Of course, Standby Redo Logs are obligatory if you are using a protection level of Maximum Protection or Maximum Availability, but I think any dba who is even using a dataguard configuration with a protection level of maximum performance would be nuts to not use Standby Redo Logs (SRLs). If it’s all about protecting the data, then basically you will lose less data in the event of having to perform a failover if your configuration has SRLs. When you throw into the mix the ability to send the redo via LGWR you can set up your dataguard environment to provide a high degree of data protection with an absolutely minimal impact on your primary database.
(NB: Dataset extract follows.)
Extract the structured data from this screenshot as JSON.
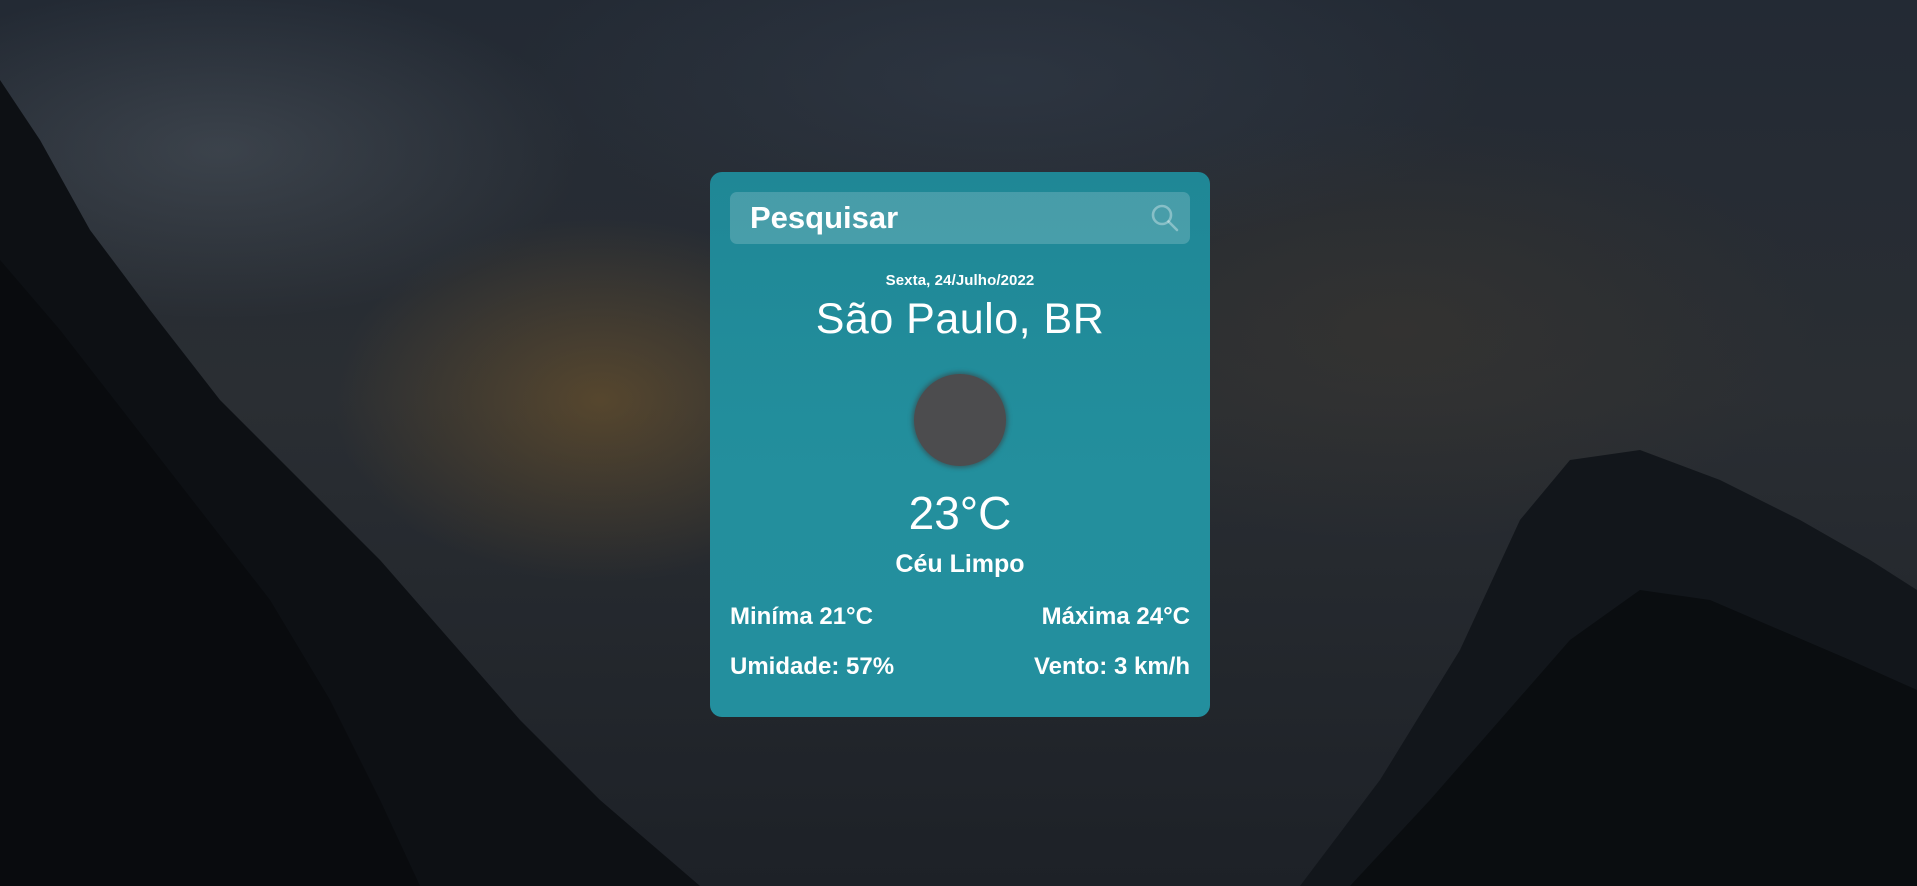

When you are using SRLs, the LGWR process on the primary talks to the RFS process on the standby which is responsible for writing the redo information to disk, and it’s therefore the RFS process which writes the information to the SRLs.
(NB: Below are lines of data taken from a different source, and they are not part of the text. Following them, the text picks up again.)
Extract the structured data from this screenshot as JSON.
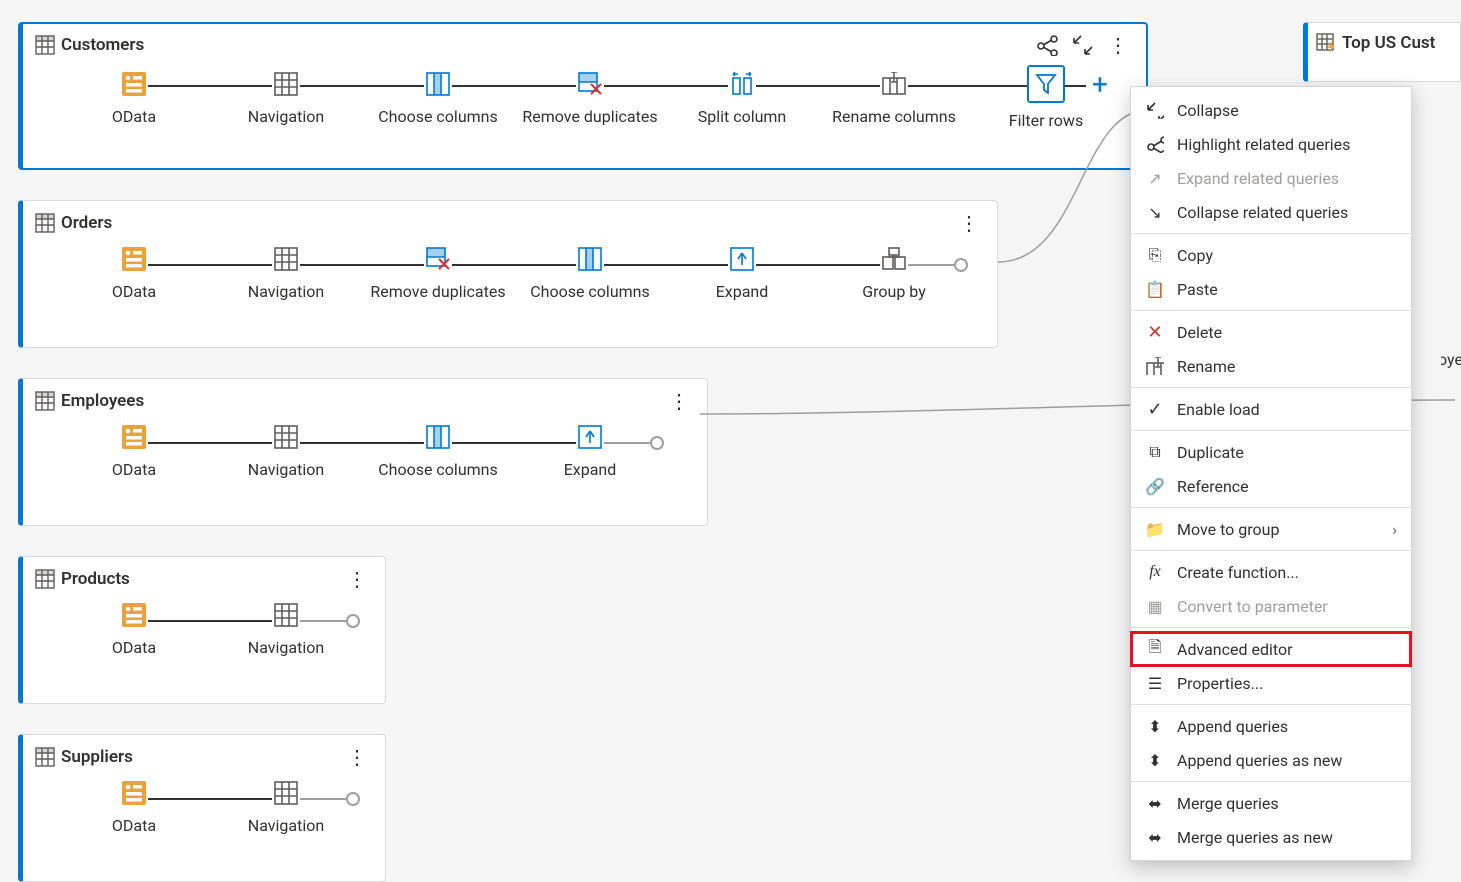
{
  "queries": {
    "customers": {
      "title": "Customers",
      "steps": [
        {
          "label": "OData",
          "icon": "odata"
        },
        {
          "label": "Navigation",
          "icon": "table"
        },
        {
          "label": "Choose columns",
          "icon": "choose-cols"
        },
        {
          "label": "Remove duplicates",
          "icon": "remove-dup"
        },
        {
          "label": "Split column",
          "icon": "split-col"
        },
        {
          "label": "Rename columns",
          "icon": "rename-cols"
        },
        {
          "label": "Filter rows",
          "icon": "filter",
          "selected": true
        }
      ]
    },
    "orders": {
      "title": "Orders",
      "steps": [
        {
          "label": "OData",
          "icon": "odata"
        },
        {
          "label": "Navigation",
          "icon": "table"
        },
        {
          "label": "Remove duplicates",
          "icon": "remove-dup"
        },
        {
          "label": "Choose columns",
          "icon": "choose-cols"
        },
        {
          "label": "Expand",
          "icon": "expand"
        },
        {
          "label": "Group by",
          "icon": "group-by"
        }
      ]
    },
    "employees": {
      "title": "Employees",
      "steps": [
        {
          "label": "OData",
          "icon": "odata"
        },
        {
          "label": "Navigation",
          "icon": "table"
        },
        {
          "label": "Choose columns",
          "icon": "choose-cols"
        },
        {
          "label": "Expand",
          "icon": "expand"
        }
      ]
    },
    "products": {
      "title": "Products",
      "steps": [
        {
          "label": "OData",
          "icon": "odata"
        },
        {
          "label": "Navigation",
          "icon": "table"
        }
      ]
    },
    "suppliers": {
      "title": "Suppliers",
      "steps": [
        {
          "label": "OData",
          "icon": "odata"
        },
        {
          "label": "Navigation",
          "icon": "table"
        }
      ]
    }
  },
  "right_stub": {
    "top_label": "Top US Cust",
    "mid_label": "loye"
  },
  "menu": {
    "collapse": "Collapse",
    "highlight_related": "Highlight related queries",
    "expand_related": "Expand related queries",
    "collapse_related": "Collapse related queries",
    "copy": "Copy",
    "paste": "Paste",
    "delete": "Delete",
    "rename": "Rename",
    "enable_load": "Enable load",
    "duplicate": "Duplicate",
    "reference": "Reference",
    "move_to_group": "Move to group",
    "create_function": "Create function...",
    "convert_to_parameter": "Convert to parameter",
    "advanced_editor": "Advanced editor",
    "properties": "Properties...",
    "append_queries": "Append queries",
    "append_queries_new": "Append queries as new",
    "merge_queries": "Merge queries",
    "merge_queries_new": "Merge queries as new"
  }
}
Sure, if you need an absolute guarantee of NO data loss then maximum performance may not be the acceptable mode for your organisation, but if you can live with a small window of data loss then maximum performance combined with LGWR transmission and SRLs may be the sweet spot for you. On a 10.2 system running LGWR ASYNC with a Round Trip Time (RTT) of around 15ms between primary and standby sites, I typically see a redo transport lag of a handful of seconds. You also can only use the real time apply mode if you are using SRLs, and this may (or may not) be an added benefit for you.
The syntax for creating your SRLs is very similar to that for creating the online redo logs:
sql> alter database add standby logfile thread 1 group 42 ‘/path/to/logfile’ size 512M;
To delete them:
sql> alter database drop standby logfile group 42;
You can find out information on how the SRLs are configured on your system by looking at the V$logfile or the V$standby_log views.